A este clima de inseguridad, violencia y muerte para censurar la libertad de expresión, en este sexenio se le sumó un ataque sistemático por parte de la presidencia de la República a los periodistas críticos del gobierno de Andrés Manuel López Obrador, o contra quienes no promueven ni coinciden con la política pública del presidente, o investigan casos de corrupción en un gobierno que extinguió la misma no con el ejemplo, la fiscalización o la sanción, sino con la palabra de un mandatario y nada más.
Los periodistas mexicanos están, como hace 20 años, entre dos fuegos: las balas del crimen organizado, y el ataque, la apatía y la indiferencia gubernamental desde Palacio Nacional. En el México de hoy para denunciar la impunidad, el crimen, o para criticar las acciones de gobierno hay que arriesgar la vida.
Roberto Carlos Figueroa, en Morelos tenía su programa “Acá el show”, su especialidad era la crítica ácida hacia la clase política, al gobernador Cuauhtémoc Blanco, y otros que desde cualquier fuero ejercen poder, gastan presupuesto, invierten recurso público, pero se consideran intocables, sea a partir de la opacidad, o de la colusión entre órdenes de gobierno que se respaldan mutuamente.
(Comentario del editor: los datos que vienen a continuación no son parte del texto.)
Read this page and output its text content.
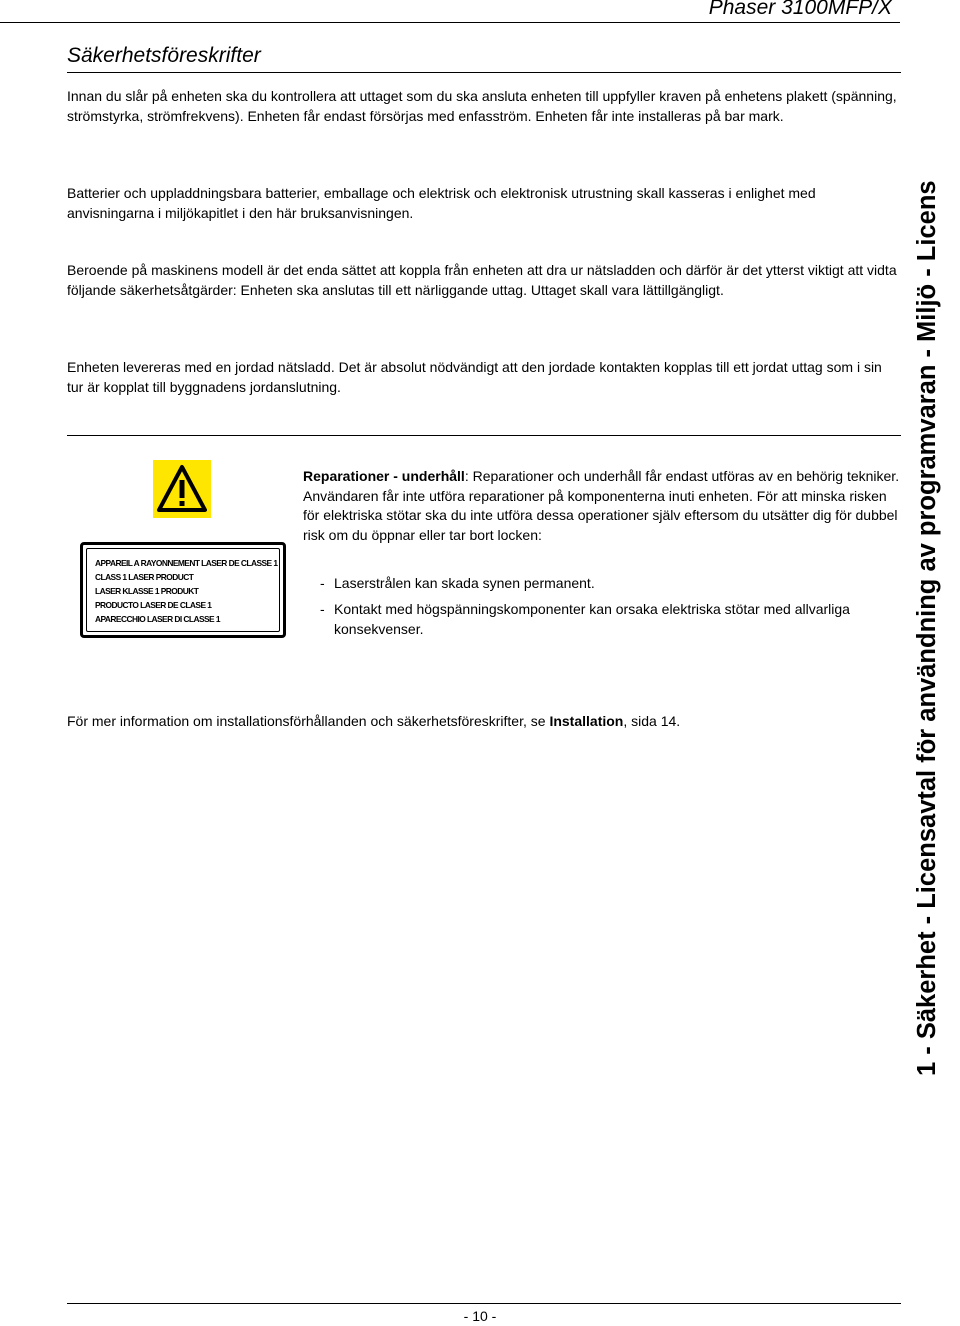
Phaser 3100MFP/X
Säkerhetsföreskrifter
Innan du slår på enheten ska du kontrollera att uttaget som du ska ansluta enheten till uppfyller kraven på enhetens plakett (spänning, strömstyrka, strömfrekvens). Enheten får endast försörjas med enfasström. Enheten får inte installeras på bar mark.
Batterier och uppladdningsbara batterier, emballage och elektrisk och elektronisk utrustning skall kasseras i enlighet med anvisningarna i miljökapitlet i den här bruksanvisningen.
Beroende på maskinens modell är det enda sättet att koppla från enheten att dra ur nätsladden och därför är det ytterst viktigt att vidta följande säkerhetsåtgärder: Enheten ska anslutas till ett närliggande uttag. Uttaget skall vara lättillgängligt.
Enheten levereras med en jordad nätsladd. Det är absolut nödvändigt att den jordade kontakten kopplas till ett jordat uttag som i sin tur är kopplat till byggnadens jordanslutning.
APPAREIL A RAYONNEMENT LASER DE CLASSE 1
CLASS 1 LASER PRODUCT
LASER KLASSE 1 PRODUKT
PRODUCTO LASER DE CLASE 1
APARECCHIO LASER DI CLASSE 1
Reparationer - underhåll: Reparationer och underhåll får endast utföras av en behörig tekniker. Användaren får inte utföra reparationer på komponenterna inuti enheten. För att minska risken för elektriska stötar ska du inte utföra dessa operationer själv eftersom du utsätter dig för dubbel risk om du öppnar eller tar bort locken:
- Laserstrålen kan skada synen permanent.
- Kontakt med högspänningskomponenter kan orsaka elektriska stötar med allvarliga konsekvenser.
För mer information om installationsförhållanden och säkerhetsföreskrifter, se Installation, sida 14.	1 - Säkerhet - Licensavtal för användning av programvaran - Miljö - Licens
- 10 -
Un crimen contra la libertad de expresión es muy grave en un país que se precia de ser democrático. La injusticia y la estigmatización de la prensa son caldo de cultivo para acallar voces con balas a falta de argumentos, transparencia y estado de Derecho. En este México, en la recta final del primer sexenio de Morena, la violencia está tan normalizada, que la vida sigue hasta donde el crimen quiera, a la espera de que, en algún momento, la sociedad llegue al límite y lo exprese en una boleta electoral.